By Charlene Porter
IIP Staff Writer
April 24, 2012
The U.S. Agency for International Development (USAID) will recognize World Malaria Day April 25 by presenting the U.S. Congress with a report documenting substantial progress in reducing deaths from malaria as a result of increased investment by the United States and others in the global anti-malaria campaign.
“Mortality in children under 5 years of age has fallen dramatically across sub-Saharan Africa in association with a massive scale-up of malaria control efforts,” according to the Sixth Annual Report to Congress on the President’s Malaria Initiative (PMI), a U.S. program begun in 2006.
The program targeted 15 high-risk countries in sub-Saharan Africa with malaria control efforts such as insecticide-treated mosquito bed nets, indoor residual spraying, improved diagnostic tests and malaria medications.
Nationwide household surveys conducted in most of the targeted countries show significant turnarounds in the mortality rate from all causes of death in children under 5. Rwanda showed the most significant progress, with a 50 percent decline in the number of child deaths. Senegal was next with a 40 percent reduction.
Angola, Ethiopia, Ghana, Kenya, Madagascar, Malawi, Tanzania, Uganda and Zambia also reported fewer malaria-related deaths of small children.
Children are of special concern because they have less chance of surviving the disease. Malaria is caused by the Plasmodium parasite, which is transmitted via the bites of infected mosquitoes. In 2010, 90 percent of all malaria deaths occurred in Africa, mostly among children under 5 years of age.
The expansion of malaria prevention through the PMI and other global partnerships has reached tens of millions of people living in regions where the parasite thrives. USAID’s report to Congress presents these results:
• PMI spraying programs protected more than 28 million people in 2011.
• PMI has procured more than 59 million bed nets and distributed more than 31 million since 2006.
• More than 92 million anti-malarial treatments have been distributed in the program’s six years.
In 2011 PMI entered new territory, implementing malaria control activities in Guinea and Zimbabwe, while expanding programs in Nigeria and the Democratic Republic of the Congo. Nineteen African countries are targeted by the PMI program, as well as the Greater Mekong region, including Burma, Thailand, Laos, Cambodia, Vietnam and Yunnan, China.

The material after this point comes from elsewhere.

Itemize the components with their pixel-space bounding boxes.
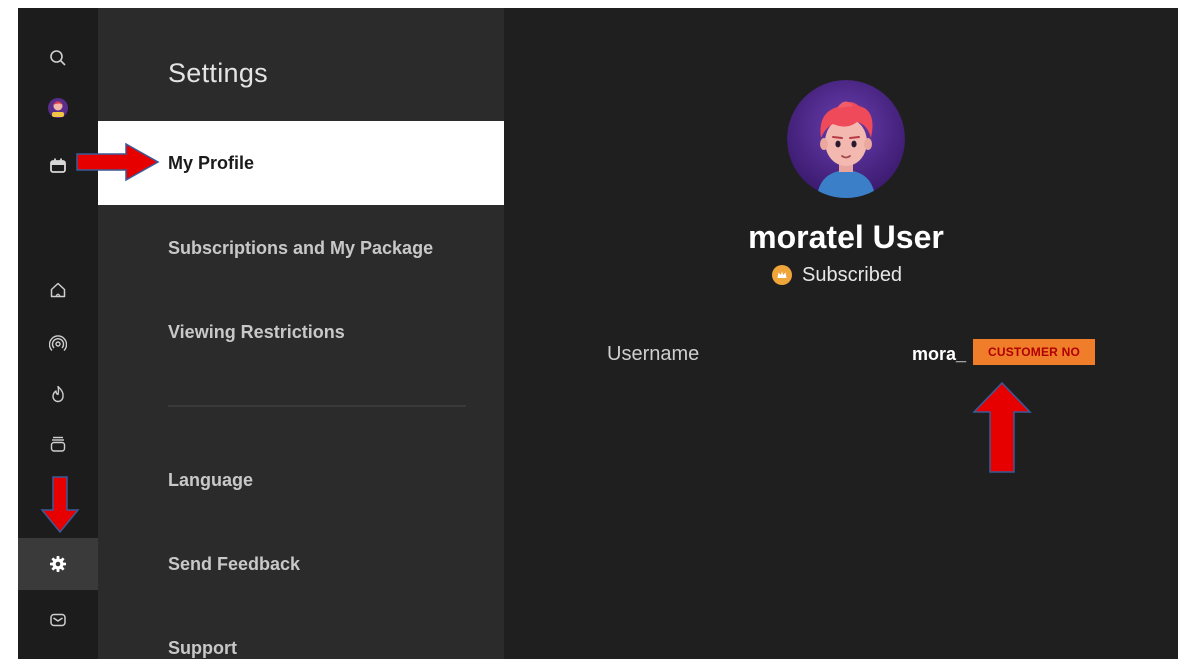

“Malaria prevention and control is a major focus of U.S. government foreign assistance objectives,” according to the PMI report to Congress. President George W. Bush boosted the U.S. commitment to fighting this infectious disease with a five-year, $1.27 billion funding increase starting in 2006. The U.S. Congress increased the investment with another five-year, $5 billion funding commitment in 2008.
USAID provides further funding for malaria programs in Burkina Faso, Burundi and South Sudan, and in the Amazon Malaria Initiative, provides malaria support in Bolivia, Brazil, Colombia, Ecuador, Guyana, Peru and Suriname.
Commemoration of World Malaria Day on April 25 recognizes the date in 2000 when 44 African leaders met in Nigeria and committed their countries to cutting malaria-related deaths in half by 2010. “In the decade since, increased funding and control efforts have led to a scale-up of effective malaria interventions, resulting in decreased malaria morbidity and mortality in many countries,” according to the World Health Organization’s materials about the occasion.
In 2010, an estimated 216 million cases of malaria and 655,000 deaths were recorded worldwide, WHO reports, a 17 percent decrease in malaria incidence and 25 percent reduction in global malaria mortality since 2000.
On World Malaria Day 2012, WHO promotes the theme “Sustain Gains, Save Lives: Invest in Malaria,” emphasizing the need to consolidate the gains made against the disease and the need for sustained support for malaria interventions.
The PMI report to Congress strikes a similar chord. “The gains are fragile, and the global malaria partnership must remain vigilant to potential threats,” it says. Those threats include the potential for increasing resistance to malaria drugs, and resistance to the insecticides that have been effective in eliminating mosquitoes.
The PMI is part of a larger global health strategy, based on the finding that U.S. health is intertwined with world health. The Obama administration’s Global Health Initiative is engaged in a wide array of programs and investments in health issues in approximately 80 countries worldwide, building partnerships with other governments to improve health for citizens and the capacity of their governments to operate health programs. The Global Health Initiative aims to make substantial progress in reducing the burden of HIV/AIDS, malaria and tuberculosis, at the same time improving maternal and child health, global nutrition and family planning.